(A quick post from a delightful Mathematical Association of Tasmania conference in Burnie.)
There is a tendency for students, as they progress though the year levels, to think that being ‘good’ at maths means doing it quickly in your head. I often catch myself saying ‘don’t try to do all the steps in your head; write something down so I can see what you are thinking’.
A barrier to writing is that students want it to be ‘perfect’ the first time. (This was a big obstacle for me during my PhD, the first time that I truly had to constantly draft and refine on a large scale.) I tell my students (especially research students) that the only way to ‘awesome’ for most mortal academics is through many crappy drafts. Writing — making notes of any kind — helps us to organise our thoughts, to see connections, to expose flaws. Mathematical writing helps us to start problems that, at first glance, seem difficult. One prompt when students don’t know what to do is to suggest ‘write down everything you know/notice about the problem’.

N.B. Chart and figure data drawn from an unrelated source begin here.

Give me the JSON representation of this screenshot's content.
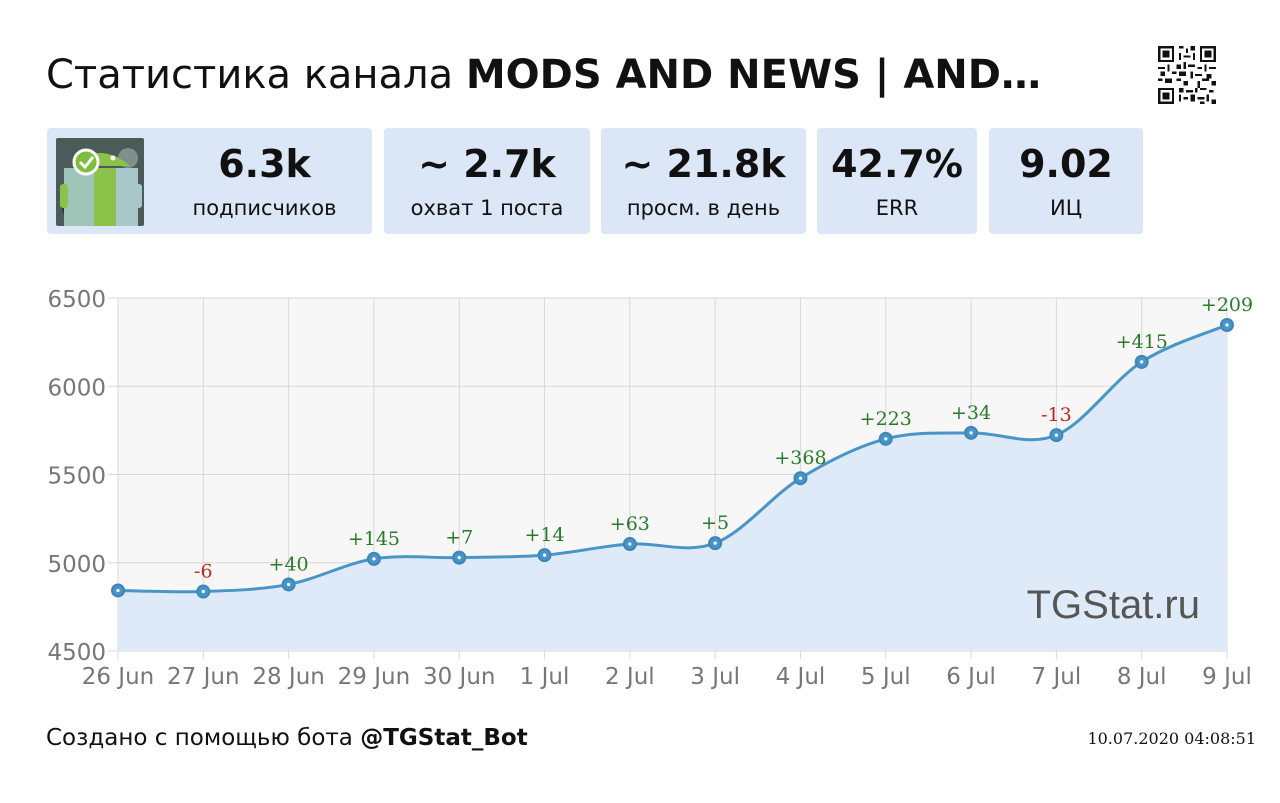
{
  "header": {
    "title_prefix": "Статистика канала ",
    "title_channel": "MODS AND NEWS | AND…"
  },
  "stats": [
    {
      "value": "6.3k",
      "label": "подписчиков"
    },
    {
      "value": "~ 2.7k",
      "label": "охват 1 поста"
    },
    {
      "value": "~ 21.8k",
      "label": "просм. в день"
    },
    {
      "value": "42.7%",
      "label": "ERR"
    },
    {
      "value": "9.02",
      "label": "ИЦ"
    }
  ],
  "footer": {
    "created_prefix": "Создано с помощью бота ",
    "bot": "@TGStat_Bot",
    "timestamp": "10.07.2020 04:08:51"
  },
  "chart_data": {
    "type": "area",
    "categories": [
      "26 Jun",
      "27 Jun",
      "28 Jun",
      "29 Jun",
      "30 Jun",
      "1 Jul",
      "2 Jul",
      "3 Jul",
      "4 Jul",
      "5 Jul",
      "6 Jul",
      "7 Jul",
      "8 Jul",
      "9 Jul"
    ],
    "values": [
      4843,
      4837,
      4877,
      5022,
      5029,
      5043,
      5106,
      5111,
      5479,
      5702,
      5736,
      5723,
      6138,
      6347
    ],
    "delta_labels": [
      "",
      "-6",
      "+40",
      "+145",
      "+7",
      "+14",
      "+63",
      "+5",
      "+368",
      "+223",
      "+34",
      "-13",
      "+415",
      "+209"
    ],
    "y_ticks": [
      "6500",
      "6000",
      "5500",
      "5000",
      "4500"
    ],
    "ylim": [
      4500,
      6500
    ],
    "watermark": "TGStat.ru",
    "grid": true,
    "colors": {
      "line": "#4a95c8",
      "fill": "#dde9f8",
      "positive": "#2a7a2a",
      "negative": "#c0281e"
    }
  }
}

When I assign undergraduate mathematical projects, I deliberately ask students for draft writing accompanied by at least ten pages evidence of ideas that didn’t work, rough notes and diagrams, and other signs of mathematical exploration. I want my students to understand that writing is a valuable part of the mathematical thinking process, not just of presenting the finished product.
It’s also perhaps because mathematics is largely seen as a highly abstract, intellectual activity that students become to feel that the only acceptable way is to do it in their heads. Primary school classrooms are rich in hands-on mathematical experiences for students. For reasons I don’t understand, we gradually withdraw this powerful experience from our classrooms until in universities predominantly only pen-and-paper remain. When I take simple hands-on activities (for example, cut-and-match card sorting tasks) into typical mathematics tutorial classes, some students look at me in amazement. (That is another post.)
Mathematical manipulation of all types of objects is how we develop mathematical intuition. In Tracy Zager’s upcoming book she quotes mathematician Reuben Hersh: “Intuition…is the effect in the mind/brain of manipulating concrete objects — at a later stage, of making marks on paper, and still later, manipulating mental images. This experience leaves a trace, an effect, in the mind.”
Physical manipulation should not be restricted to the primary grades. One of the greatest mathematical minds of our time, Fields Medallist Terry Tao (from my hometown of Adelaide!), isn’t reluctant to explore mathematical ideas in a variety of ways (as the extract below from an article last year in Australia’s Sydney Morning Herald demonstrates):
Terry Tao recalls the day his aunt found him rolling around her living room floor in Melbourne with his eyes closed. He was about 23. He was trying to visualise a “mathematical transform”. “I was pretending I was the thing being transformed; it did work actually, I got some intuition from doing that.” His aunt is likely still puzzled. “Sometimes to understand something you just use whatever tools you have available.”
Of course, the title of the post is misleading; it’s not ‘head or hands’ it is ‘head and hands’. If one of the world’s leading mathematicians isn’t afraid to build intuition by rolling on the floor, then neither should the rest of us be!